To determine the physiological role of the thiol proteases in T4 and T3 release from thyroglobulin, experiments were performed with 131I-prelabelled rat thyroid lobes incubated in vitro in the presence and absence of leupeptin, an inhibitor of thiol proteases. Basal secretion of [131I]T4 and [131I]T3 from rat thyroid lobes prelabelled in vivo was quite low, but in the presence of 10 mU/ml bovine TSH a marked stimulatory effect was observed. The stimulatory effect of TSH was completely abolished by leupeptin. This was associated with marked inhibition of lysosomal proteolytic activity, suggesting that the inhibitory effect of leupeptin on T4 and T3 secretion could be attributed to its inhibitory action on proteolysis of thyroglobulin. Further evidence for an inhibitory effect of leupeptin on intralysosomal hydrolysis of thyroglobulin was obtained when thyroid lobes were incubated with 131I- in the presence and absence of leupeptin and TSH. The crude lysosomal preparation was fractionated on a Percoll density gradient, which separates 131I-containing particles into a dense peak containing purified lysosomes and a buoyant peak containing pinocytotic vesicles.

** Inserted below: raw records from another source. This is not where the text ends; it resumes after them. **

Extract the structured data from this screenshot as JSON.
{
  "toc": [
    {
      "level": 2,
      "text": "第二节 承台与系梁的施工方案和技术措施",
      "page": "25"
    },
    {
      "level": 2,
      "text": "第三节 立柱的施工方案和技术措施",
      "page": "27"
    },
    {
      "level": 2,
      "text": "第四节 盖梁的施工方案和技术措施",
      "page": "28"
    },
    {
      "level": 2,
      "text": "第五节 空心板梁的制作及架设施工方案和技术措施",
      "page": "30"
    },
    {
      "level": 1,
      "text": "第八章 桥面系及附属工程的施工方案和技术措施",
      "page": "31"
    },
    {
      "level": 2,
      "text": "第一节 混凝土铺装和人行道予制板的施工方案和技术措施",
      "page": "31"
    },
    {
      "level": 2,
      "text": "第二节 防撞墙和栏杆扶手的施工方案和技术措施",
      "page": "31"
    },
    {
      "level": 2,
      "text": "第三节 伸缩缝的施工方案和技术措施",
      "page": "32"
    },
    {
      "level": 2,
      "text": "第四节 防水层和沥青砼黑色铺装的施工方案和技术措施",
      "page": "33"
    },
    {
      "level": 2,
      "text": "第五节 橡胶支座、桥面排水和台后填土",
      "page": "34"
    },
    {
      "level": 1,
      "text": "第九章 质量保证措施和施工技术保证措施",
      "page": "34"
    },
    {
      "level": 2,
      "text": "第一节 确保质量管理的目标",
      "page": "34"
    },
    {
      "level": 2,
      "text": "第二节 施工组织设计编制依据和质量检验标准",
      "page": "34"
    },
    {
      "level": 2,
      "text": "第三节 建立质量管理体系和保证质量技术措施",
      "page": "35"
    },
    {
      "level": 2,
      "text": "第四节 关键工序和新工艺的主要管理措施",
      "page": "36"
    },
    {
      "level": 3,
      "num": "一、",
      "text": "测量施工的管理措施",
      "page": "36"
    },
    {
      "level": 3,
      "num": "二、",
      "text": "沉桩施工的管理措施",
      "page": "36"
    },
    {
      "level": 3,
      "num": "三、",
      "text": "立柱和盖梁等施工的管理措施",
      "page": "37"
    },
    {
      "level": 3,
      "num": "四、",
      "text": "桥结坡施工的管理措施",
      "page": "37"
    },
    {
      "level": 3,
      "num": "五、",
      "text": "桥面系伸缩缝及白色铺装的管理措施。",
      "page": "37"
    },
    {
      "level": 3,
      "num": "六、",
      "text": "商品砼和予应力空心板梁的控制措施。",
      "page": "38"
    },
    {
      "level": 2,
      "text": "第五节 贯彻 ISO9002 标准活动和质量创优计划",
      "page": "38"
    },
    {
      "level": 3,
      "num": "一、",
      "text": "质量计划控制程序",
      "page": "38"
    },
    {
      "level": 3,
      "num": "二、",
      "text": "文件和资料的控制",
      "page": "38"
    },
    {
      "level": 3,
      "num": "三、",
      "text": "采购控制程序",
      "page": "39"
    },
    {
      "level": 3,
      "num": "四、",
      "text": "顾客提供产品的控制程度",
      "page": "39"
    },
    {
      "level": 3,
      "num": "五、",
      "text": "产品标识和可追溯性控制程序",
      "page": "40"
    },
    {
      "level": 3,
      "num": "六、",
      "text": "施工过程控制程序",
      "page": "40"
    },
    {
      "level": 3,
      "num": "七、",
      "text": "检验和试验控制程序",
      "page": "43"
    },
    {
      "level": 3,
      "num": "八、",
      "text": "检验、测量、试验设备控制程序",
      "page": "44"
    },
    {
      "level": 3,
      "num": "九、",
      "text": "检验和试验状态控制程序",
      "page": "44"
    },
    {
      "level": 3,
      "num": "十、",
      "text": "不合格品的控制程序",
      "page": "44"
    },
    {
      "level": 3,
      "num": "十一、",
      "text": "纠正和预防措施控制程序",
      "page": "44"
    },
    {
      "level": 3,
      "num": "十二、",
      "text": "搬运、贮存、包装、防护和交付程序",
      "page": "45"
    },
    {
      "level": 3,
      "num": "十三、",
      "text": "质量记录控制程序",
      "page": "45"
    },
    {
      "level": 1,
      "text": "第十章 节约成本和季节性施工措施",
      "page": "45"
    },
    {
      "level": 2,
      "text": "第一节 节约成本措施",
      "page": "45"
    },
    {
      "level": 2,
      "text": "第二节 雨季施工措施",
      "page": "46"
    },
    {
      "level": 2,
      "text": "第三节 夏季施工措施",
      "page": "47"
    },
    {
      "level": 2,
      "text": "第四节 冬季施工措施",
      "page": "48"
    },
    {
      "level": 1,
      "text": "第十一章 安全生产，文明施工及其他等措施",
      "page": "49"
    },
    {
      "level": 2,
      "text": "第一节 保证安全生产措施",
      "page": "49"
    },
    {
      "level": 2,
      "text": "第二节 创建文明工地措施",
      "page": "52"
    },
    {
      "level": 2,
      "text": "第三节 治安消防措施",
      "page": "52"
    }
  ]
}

A marked increase in the 131I-content of the dense peak was observed in the presence of TSH + leupeptin. Analysis of the 131I in the dense fraction by sucrose density gradient centrifugation and by SDS-polyacrylamide gel electrophoresis demonstrated that leupeptin inhibited degradation of 19S thyroglobulin, especially the formation of [131I]peptides of MW less than 14K.